Chordoma is a slow-growing but malignant subtype of bone sarcoma with relatively high recurrence rates and high resistance to chemotherapy. It is urgent to understand the underlying regulatory networks to determine more effective potential targets. Phosphorylative regulation is currently regarded as playing a significant role in tumorigenesis, and the use of tyrosine kinase inhibitors in clinical practice has yielded new promise for the treatment of a variety of sarcoma types.

We performed comprehensive proteomic and phosphoproteomic analyses of chordoma using four-dimensional label-free liquid chromatography–tandem mass spectrometry (LC-MS/MS) and bioinformatics analysis. The potential aberrantly expressed kinases and their functions were validated using western blotting and CCK-8 assays.

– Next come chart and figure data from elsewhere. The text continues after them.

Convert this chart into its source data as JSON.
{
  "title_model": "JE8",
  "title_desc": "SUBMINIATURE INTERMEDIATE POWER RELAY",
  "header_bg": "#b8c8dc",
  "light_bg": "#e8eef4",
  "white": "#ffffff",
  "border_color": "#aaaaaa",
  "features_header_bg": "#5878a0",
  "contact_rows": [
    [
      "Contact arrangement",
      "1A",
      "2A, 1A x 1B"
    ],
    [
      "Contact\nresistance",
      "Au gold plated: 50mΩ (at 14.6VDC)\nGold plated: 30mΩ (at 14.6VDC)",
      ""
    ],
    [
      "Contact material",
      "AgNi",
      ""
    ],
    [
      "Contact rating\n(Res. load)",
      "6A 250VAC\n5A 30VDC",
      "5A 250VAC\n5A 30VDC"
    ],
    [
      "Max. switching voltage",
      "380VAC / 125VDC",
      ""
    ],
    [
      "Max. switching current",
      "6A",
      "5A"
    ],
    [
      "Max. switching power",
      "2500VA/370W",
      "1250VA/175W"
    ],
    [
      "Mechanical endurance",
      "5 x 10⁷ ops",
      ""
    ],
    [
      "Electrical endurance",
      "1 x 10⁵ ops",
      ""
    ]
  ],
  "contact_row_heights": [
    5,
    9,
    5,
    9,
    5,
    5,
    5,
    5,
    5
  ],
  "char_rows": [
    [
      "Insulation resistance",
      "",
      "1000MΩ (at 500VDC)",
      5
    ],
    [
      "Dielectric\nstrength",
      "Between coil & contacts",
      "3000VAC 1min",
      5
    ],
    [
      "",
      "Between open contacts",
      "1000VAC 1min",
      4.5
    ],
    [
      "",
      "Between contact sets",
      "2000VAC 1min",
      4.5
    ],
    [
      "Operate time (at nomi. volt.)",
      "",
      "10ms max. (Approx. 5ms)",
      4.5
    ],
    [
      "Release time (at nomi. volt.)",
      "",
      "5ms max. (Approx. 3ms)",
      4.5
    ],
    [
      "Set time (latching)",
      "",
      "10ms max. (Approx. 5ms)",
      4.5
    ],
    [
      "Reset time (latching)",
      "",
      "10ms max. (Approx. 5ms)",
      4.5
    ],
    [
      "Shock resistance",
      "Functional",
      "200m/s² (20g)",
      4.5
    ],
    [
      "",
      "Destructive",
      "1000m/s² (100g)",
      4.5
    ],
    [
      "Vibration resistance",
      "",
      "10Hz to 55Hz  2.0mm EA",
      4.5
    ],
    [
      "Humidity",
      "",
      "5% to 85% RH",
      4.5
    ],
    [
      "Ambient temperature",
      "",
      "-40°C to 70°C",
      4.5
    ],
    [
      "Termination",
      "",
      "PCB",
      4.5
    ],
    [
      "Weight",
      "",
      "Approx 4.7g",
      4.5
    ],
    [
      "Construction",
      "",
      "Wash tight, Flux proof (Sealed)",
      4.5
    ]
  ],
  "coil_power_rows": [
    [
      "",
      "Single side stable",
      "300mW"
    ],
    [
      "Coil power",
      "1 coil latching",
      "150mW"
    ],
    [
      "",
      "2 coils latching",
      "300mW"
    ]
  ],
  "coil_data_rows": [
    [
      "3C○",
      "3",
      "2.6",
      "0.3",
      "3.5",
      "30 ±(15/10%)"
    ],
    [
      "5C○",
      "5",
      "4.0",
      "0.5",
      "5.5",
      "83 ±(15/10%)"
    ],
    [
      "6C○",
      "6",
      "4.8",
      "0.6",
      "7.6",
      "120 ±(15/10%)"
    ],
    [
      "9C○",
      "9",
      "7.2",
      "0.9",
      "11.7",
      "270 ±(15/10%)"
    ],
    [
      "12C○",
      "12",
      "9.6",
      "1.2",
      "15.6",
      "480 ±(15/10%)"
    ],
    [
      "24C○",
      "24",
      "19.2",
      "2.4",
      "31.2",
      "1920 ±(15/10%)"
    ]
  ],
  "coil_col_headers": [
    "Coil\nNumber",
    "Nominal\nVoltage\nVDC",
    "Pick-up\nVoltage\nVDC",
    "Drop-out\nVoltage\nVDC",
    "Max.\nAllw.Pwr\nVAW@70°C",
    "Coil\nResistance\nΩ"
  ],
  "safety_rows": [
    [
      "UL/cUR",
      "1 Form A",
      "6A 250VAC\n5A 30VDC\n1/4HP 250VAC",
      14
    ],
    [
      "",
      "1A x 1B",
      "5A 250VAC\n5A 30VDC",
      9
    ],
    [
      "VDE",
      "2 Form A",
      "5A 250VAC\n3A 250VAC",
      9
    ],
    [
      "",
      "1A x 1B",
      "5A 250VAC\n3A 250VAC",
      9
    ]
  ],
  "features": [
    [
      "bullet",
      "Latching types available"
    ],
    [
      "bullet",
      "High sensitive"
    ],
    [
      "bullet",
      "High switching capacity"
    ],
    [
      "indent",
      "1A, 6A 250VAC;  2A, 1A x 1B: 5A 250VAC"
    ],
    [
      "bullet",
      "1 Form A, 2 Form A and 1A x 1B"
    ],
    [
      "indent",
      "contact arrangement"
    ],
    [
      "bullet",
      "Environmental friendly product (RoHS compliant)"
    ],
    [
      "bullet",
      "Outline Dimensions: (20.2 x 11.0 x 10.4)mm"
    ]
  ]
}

Compared with paired normal muscle tissues, 1,139 differentially expressed proteins (DEPs) and 776 differentially phosphorylated proteins (DPPs) were identified in chordoma tumor tissues. The developmentally significant Wnt-signaling pathway and oxidative phosphorylation were aberrant in chordoma. Moreover, we predicted three kinases (AURA, CDK9, and MOK) with elevated activity by kinase-pathway network analysis (KiPNA) and verified their increased expression levels. The knockdown of these kinases markedly suppressed chordoma cell growth, and this was also the case for cells treated with the CDK9 inhibitor AZD4573. We additionally examined 208 proteins whose expression and phosphorylation levels were synergetically altered.

We herein depicted the collective protein profiles of chordomas, providing insight into chordomagenesis and the potential development of new therapeutic targets.

脊索瘤是一种生长缓慢但恶性的骨肉瘤亚型，具有相对较高的复发率和对化疗的高耐药性。迫切需要了解潜在的监管网络以确定更有效的潜在目标。磷酸化调节目前被认为在肿瘤发生中起重要作用，酪氨酸激酶抑制剂在临床实践中的应用为治疗多种肉瘤类型带来了新的希望。

我们使用四维无标记液相色谱-串联质谱 (LC-MS/MS) 和生物信息学分析对脊索瘤进行了全面的蛋白质组学和磷酸化蛋白质组学分析。使用蛋白质印迹和 CCK-8 分析验证了潜在的异常表达激酶及其功能。

与配对的正常肌肉组织相比，在脊索瘤肿瘤组织中鉴定出 1,139 种差异表达蛋白 (DEP) 和 776 种差异磷酸化蛋白 (DPP)。具有发育意义的 Wnt 信号通路和氧化磷酸化在脊索瘤中异常。此外，我们通过激酶通路网络分析 (KiPNA) 预测了三种激酶（AURA、CDK9 和 MOK）具有升高的活性，并验证了它们增加的表达水平。这些激酶的敲低显着抑制了脊索瘤细胞的生长，用 CDK9 抑制剂 AZD4573 处理的细胞也是如此。我们还检查了 208 种蛋白质，它们的表达和磷酸化水平被协同改变。

我们在此描述了脊索瘤的集体蛋白质谱，提供了对脊索瘤形成和新治疗靶点的潜在发展的洞察。